New Edgar Allan Poe Edition Binding Features Brick Dust from his Home
Fine artist book producer Arion Press has released a curated selection of poems and stories by Edgar Allan Poe in an edition equal to the 19th-century master of the macabre.
The two-volume set is notable on two counts. It presents a fresh, psychologically acute interpretation of Poe’s masterpiece The Raven through vivid images by artist Natalie Frank centering on the lost female love. And it uses the raw matter of Poe’s own life, physically incorporating pulverized bricks excavated from his New York City home into a binding that creepily recalls the immuring central to several of his tales.

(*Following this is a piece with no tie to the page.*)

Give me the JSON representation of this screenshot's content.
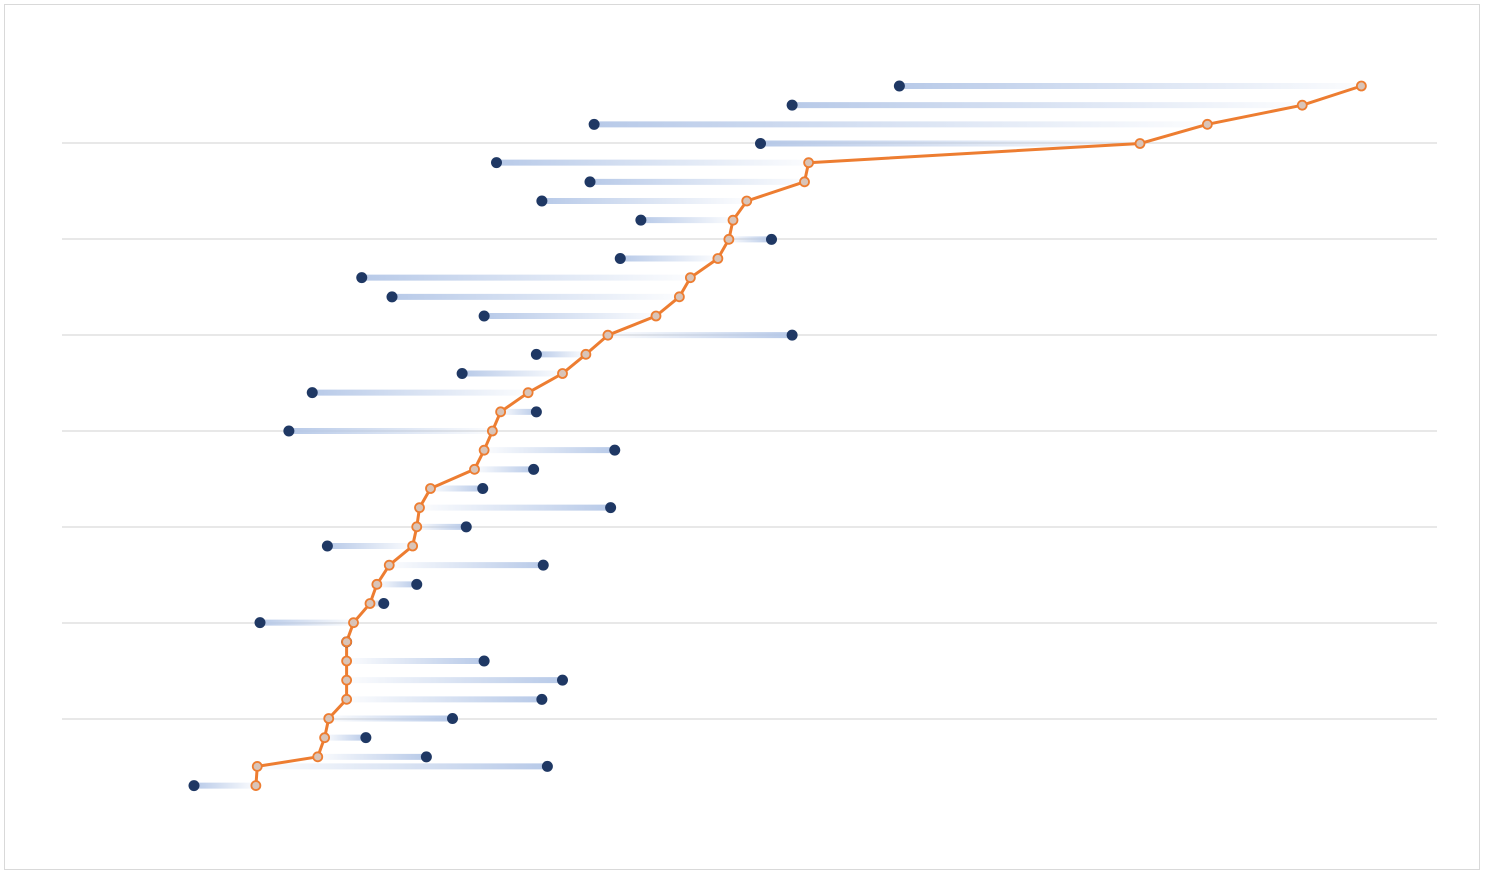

Edgar Allan Poe earned his living writing stories for American magazines between 1830 and his unexpected death at the age of 40 in 1849. In his short lifetime he became the pre-eminent chronicler of the unquiet mind. Fourteen of these unnerving tales and four poems are collected in Arion’s presentation.
The two-volume edition features Frank’s inimitable drawings. The main volume in black-and-white images is reminiscent of Victorian vignettes, while the second, The Raven, is a companion volume in brilliant gouache and chalk pastel drawings focused for the first time on the flesh-and-blood woman whose loss inspired one of the most famous refrains in English literature, Nevermore.

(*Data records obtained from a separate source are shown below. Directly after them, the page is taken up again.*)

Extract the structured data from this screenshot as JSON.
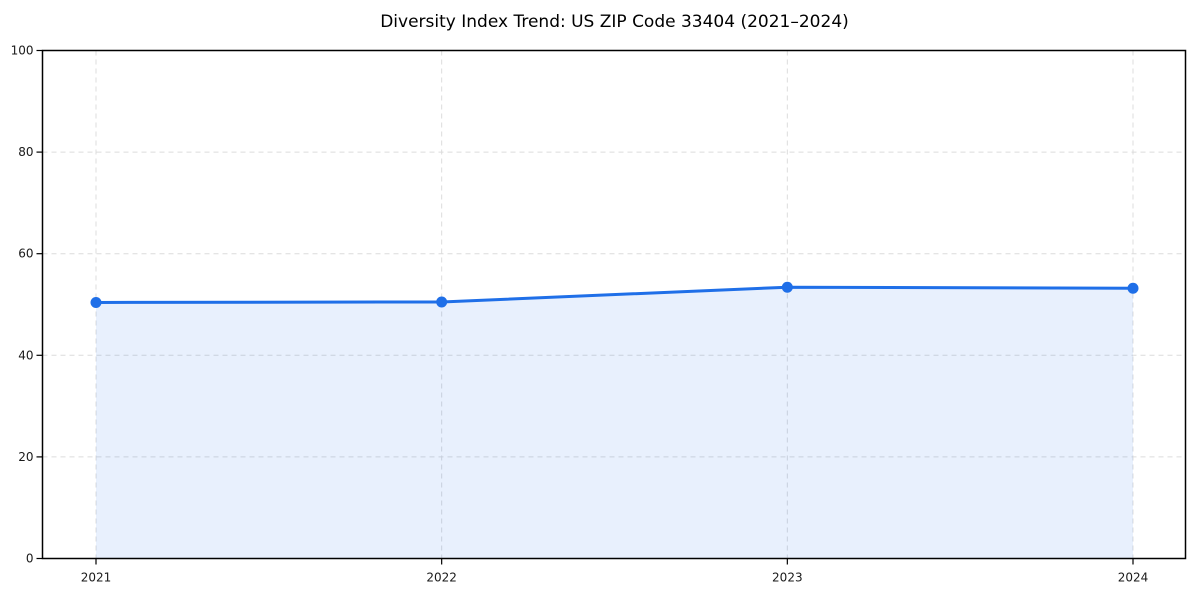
{
  "chart_data": {
    "type": "area",
    "title": "Diversity Index Trend: US ZIP Code 33404 (2021–2024)",
    "x": [
      2021,
      2022,
      2023,
      2024
    ],
    "series": [
      {
        "values": [
          50.4,
          50.5,
          53.4,
          53.2
        ]
      }
    ],
    "xlabel": "",
    "ylabel": "",
    "ylim": [
      0,
      100
    ],
    "yticks": [
      0,
      20,
      40,
      60,
      80,
      100
    ],
    "grid": true,
    "grid_style": "dashed",
    "legend": false,
    "colors": {
      "line": "#1f6fe8",
      "fill": "rgba(31,111,232,0.10)",
      "grid": "#dcdcdc",
      "axis": "#000000",
      "tick_text": "#1a1a1a",
      "background": "#ffffff"
    }
  }
}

Poe’s Phantasia is the third title in Arion Press’s 2022 offering of artist books and caps an exciting year of transformation at the Press. Last year it also launched two new series of artist talks and events at its workshop and gallery in the San Francisco Presidio, celebrating the power of art and literature to effect social change. Through its nonprofit arm, The Grabhorn Institute, the Press hosted numerous prominent artists and writers in conversation, including Laurie Anderson, Joyce Carol Oates, Alison Saar, Sandow Birk and Tobias Wolff, among many others.
This latest fine press edition was curated in collaboration with the director of the Edgar Allan Poe Museum in Richmond, Virginia, Chris Semtner, from whom the original bricks from Poe’s Manhattan townhouse were sourced, then pulverized. The brick dust, the color of dried blood, was then formed into paper medallions for the cover of the Fine Press edition or moulded into three-dimensional cameo busts of the writer inset on the cover of Deluxe edition copies.

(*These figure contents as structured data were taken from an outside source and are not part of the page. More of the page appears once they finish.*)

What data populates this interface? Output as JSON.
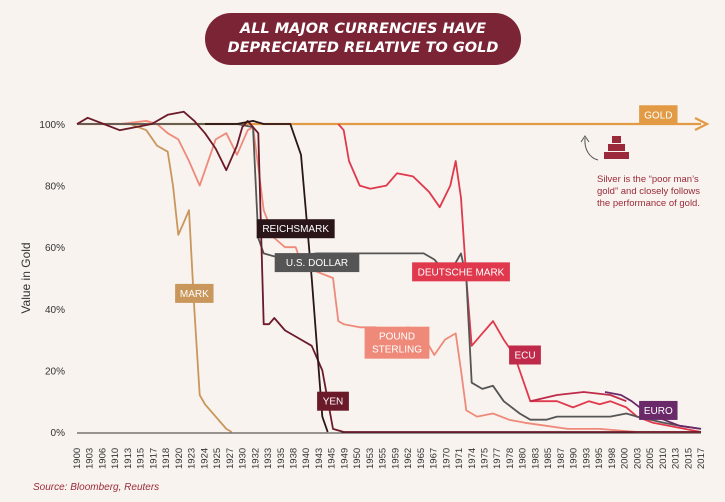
{
  "title_line1": "ALL MAJOR CURRENCIES HAVE",
  "title_line2": "DEPRECIATED RELATIVE TO GOLD",
  "source": "Source: Bloomberg, Reuters",
  "note": "Silver is the “poor man’s gold” and closely follows the performance of gold.",
  "chart_data": {
    "type": "line",
    "ylabel": "Value in Gold",
    "ylim": [
      0,
      100
    ],
    "yticks": [
      "0%",
      "20%",
      "40%",
      "60%",
      "80%",
      "100%"
    ],
    "ytick_values": [
      0,
      20,
      40,
      60,
      80,
      100
    ],
    "xlim": [
      1900,
      2017
    ],
    "xticks": [
      1900,
      1903,
      1906,
      1910,
      1913,
      1915,
      1917,
      1918,
      1920,
      1923,
      1924,
      1925,
      1927,
      1930,
      1932,
      1933,
      1935,
      1938,
      1940,
      1943,
      1945,
      1949,
      1950,
      1953,
      1955,
      1959,
      1962,
      1965,
      1967,
      1970,
      1971,
      1974,
      1975,
      1977,
      1978,
      1980,
      1983,
      1985,
      1987,
      1990,
      1993,
      1995,
      1998,
      2000,
      2003,
      2005,
      2010,
      2013,
      2015,
      2017
    ],
    "gold_label": "GOLD",
    "series": [
      {
        "name": "GOLD",
        "color": "#e29a45",
        "label_year": 2009,
        "label_value": 103,
        "points": [
          [
            1900,
            100
          ],
          [
            2017,
            100
          ]
        ]
      },
      {
        "name": "MARK",
        "color": "#c9975c",
        "label_year": 1922,
        "label_value": 45,
        "points": [
          [
            1900,
            100
          ],
          [
            1910,
            100
          ],
          [
            1913,
            98
          ],
          [
            1915,
            93
          ],
          [
            1917,
            91
          ],
          [
            1918,
            80
          ],
          [
            1919,
            64
          ],
          [
            1920,
            68
          ],
          [
            1921,
            72
          ],
          [
            1922,
            40
          ],
          [
            1923,
            12
          ],
          [
            1924,
            9
          ],
          [
            1926,
            5
          ],
          [
            1928,
            1
          ],
          [
            1929,
            0
          ]
        ]
      },
      {
        "name": "POUND STERLING",
        "color": "#ef8a7a",
        "label_year": 1960,
        "label_value": 29,
        "points": [
          [
            1900,
            100
          ],
          [
            1908,
            100
          ],
          [
            1913,
            101
          ],
          [
            1915,
            100
          ],
          [
            1917,
            97
          ],
          [
            1919,
            95
          ],
          [
            1921,
            88
          ],
          [
            1923,
            80
          ],
          [
            1926,
            95
          ],
          [
            1928,
            97
          ],
          [
            1930,
            90
          ],
          [
            1932,
            98
          ],
          [
            1933,
            99
          ],
          [
            1934,
            86
          ],
          [
            1935,
            72
          ],
          [
            1937,
            63
          ],
          [
            1939,
            60
          ],
          [
            1941,
            60
          ],
          [
            1942,
            55
          ],
          [
            1945,
            52
          ],
          [
            1948,
            50
          ],
          [
            1949,
            36
          ],
          [
            1950,
            35
          ],
          [
            1953,
            34
          ],
          [
            1956,
            34
          ],
          [
            1959,
            32
          ],
          [
            1962,
            34
          ],
          [
            1964,
            33
          ],
          [
            1966,
            28
          ],
          [
            1967,
            25
          ],
          [
            1969,
            30
          ],
          [
            1971,
            32
          ],
          [
            1972,
            20
          ],
          [
            1973,
            7
          ],
          [
            1975,
            5
          ],
          [
            1978,
            6
          ],
          [
            1981,
            4
          ],
          [
            1984,
            3
          ],
          [
            1988,
            2
          ],
          [
            1992,
            1
          ],
          [
            1998,
            1
          ],
          [
            2005,
            0
          ],
          [
            2017,
            0
          ]
        ]
      },
      {
        "name": "DEUTSCHE MARK",
        "color": "#e0394d",
        "label_year": 1972,
        "label_value": 52,
        "points": [
          [
            1949,
            100
          ],
          [
            1950,
            98
          ],
          [
            1951,
            88
          ],
          [
            1953,
            80
          ],
          [
            1955,
            79
          ],
          [
            1958,
            80
          ],
          [
            1960,
            84
          ],
          [
            1963,
            83
          ],
          [
            1966,
            78
          ],
          [
            1968,
            73
          ],
          [
            1970,
            80
          ],
          [
            1971,
            88
          ],
          [
            1972,
            76
          ],
          [
            1973,
            50
          ],
          [
            1974,
            28
          ],
          [
            1976,
            32
          ],
          [
            1978,
            36
          ],
          [
            1980,
            30
          ],
          [
            1982,
            25
          ],
          [
            1985,
            10
          ],
          [
            1988,
            10
          ],
          [
            1990,
            10
          ],
          [
            1993,
            8
          ],
          [
            1996,
            10
          ],
          [
            1998,
            9
          ],
          [
            2000,
            10
          ],
          [
            2003,
            8
          ],
          [
            2005,
            5
          ],
          [
            2008,
            3
          ],
          [
            2017,
            0
          ]
        ]
      },
      {
        "name": "U.S. DOLLAR",
        "color": "#555555",
        "label_year": 1945,
        "label_value": 55,
        "points": [
          [
            1900,
            100
          ],
          [
            1910,
            100
          ],
          [
            1920,
            100
          ],
          [
            1930,
            100
          ],
          [
            1933,
            99
          ],
          [
            1934,
            63
          ],
          [
            1935,
            58
          ],
          [
            1937,
            57
          ],
          [
            1940,
            57
          ],
          [
            1945,
            58
          ],
          [
            1950,
            58
          ],
          [
            1955,
            58
          ],
          [
            1960,
            58
          ],
          [
            1965,
            58
          ],
          [
            1967,
            56
          ],
          [
            1969,
            52
          ],
          [
            1971,
            55
          ],
          [
            1972,
            58
          ],
          [
            1973,
            50
          ],
          [
            1974,
            16
          ],
          [
            1976,
            14
          ],
          [
            1978,
            15
          ],
          [
            1980,
            10
          ],
          [
            1983,
            6
          ],
          [
            1985,
            4
          ],
          [
            1988,
            4
          ],
          [
            1990,
            5
          ],
          [
            1995,
            5
          ],
          [
            2000,
            5
          ],
          [
            2003,
            6
          ],
          [
            2005,
            5
          ],
          [
            2010,
            3
          ],
          [
            2013,
            2
          ],
          [
            2017,
            1
          ]
        ]
      },
      {
        "name": "YEN",
        "color": "#6b1a2a",
        "label_year": 1948,
        "label_value": 10,
        "points": [
          [
            1900,
            100
          ],
          [
            1902,
            102
          ],
          [
            1905,
            100
          ],
          [
            1908,
            98
          ],
          [
            1911,
            99
          ],
          [
            1914,
            100
          ],
          [
            1917,
            103
          ],
          [
            1920,
            104
          ],
          [
            1922,
            101
          ],
          [
            1924,
            97
          ],
          [
            1926,
            92
          ],
          [
            1928,
            85
          ],
          [
            1930,
            93
          ],
          [
            1931,
            99
          ],
          [
            1932,
            101
          ],
          [
            1933,
            99
          ],
          [
            1934,
            97
          ],
          [
            1935,
            35
          ],
          [
            1936,
            35
          ],
          [
            1937,
            37
          ],
          [
            1939,
            33
          ],
          [
            1942,
            30
          ],
          [
            1944,
            28
          ],
          [
            1946,
            20
          ],
          [
            1948,
            1
          ],
          [
            1950,
            0
          ],
          [
            2017,
            0
          ]
        ]
      },
      {
        "name": "REICHSMARK",
        "color": "#2a1618",
        "label_year": 1941,
        "label_value": 66,
        "points": [
          [
            1924,
            100
          ],
          [
            1930,
            100
          ],
          [
            1933,
            101
          ],
          [
            1935,
            100
          ],
          [
            1938,
            100
          ],
          [
            1940,
            100
          ],
          [
            1942,
            90
          ],
          [
            1944,
            50
          ],
          [
            1946,
            5
          ],
          [
            1947,
            0
          ]
        ]
      },
      {
        "name": "ECU",
        "color": "#c02a4a",
        "label_year": 1984,
        "label_value": 25,
        "points": [
          [
            1985,
            10
          ],
          [
            1990,
            12
          ],
          [
            1995,
            13
          ],
          [
            2000,
            12
          ],
          [
            2003,
            10
          ]
        ]
      },
      {
        "name": "EURO",
        "color": "#6a2a6a",
        "label_year": 2009,
        "label_value": 7,
        "points": [
          [
            1999,
            13
          ],
          [
            2002,
            12
          ],
          [
            2004,
            10
          ],
          [
            2007,
            6
          ],
          [
            2010,
            4
          ],
          [
            2013,
            2
          ],
          [
            2017,
            1
          ]
        ]
      }
    ]
  }
}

The edition also includes a commentary on Frank’s artwork by Ed Schad, Curator and Publications Manager at The Broad in Los Angeles, who describes the New York-based artist as rapidly becoming “one of 19th century literature’s most astute interpreters”. Frank is renowned for her illustrated editions of Tales of the Brothers Grimm, The Sorcerer’s Apprentice and The Story of O, as well as sets and costumes for a Grimm adaptation at Ballet Austin (Texas).
The edition is available in either the traditional Fine Press binding presented in handmade slipcases, limited to 250 copies, or the Deluxe edition, limited to 50 copies, which is presented in lidded boxes that protect the bas-relief cameos and accompanied by an additional color print of one of Frank’s seven images for The Raven.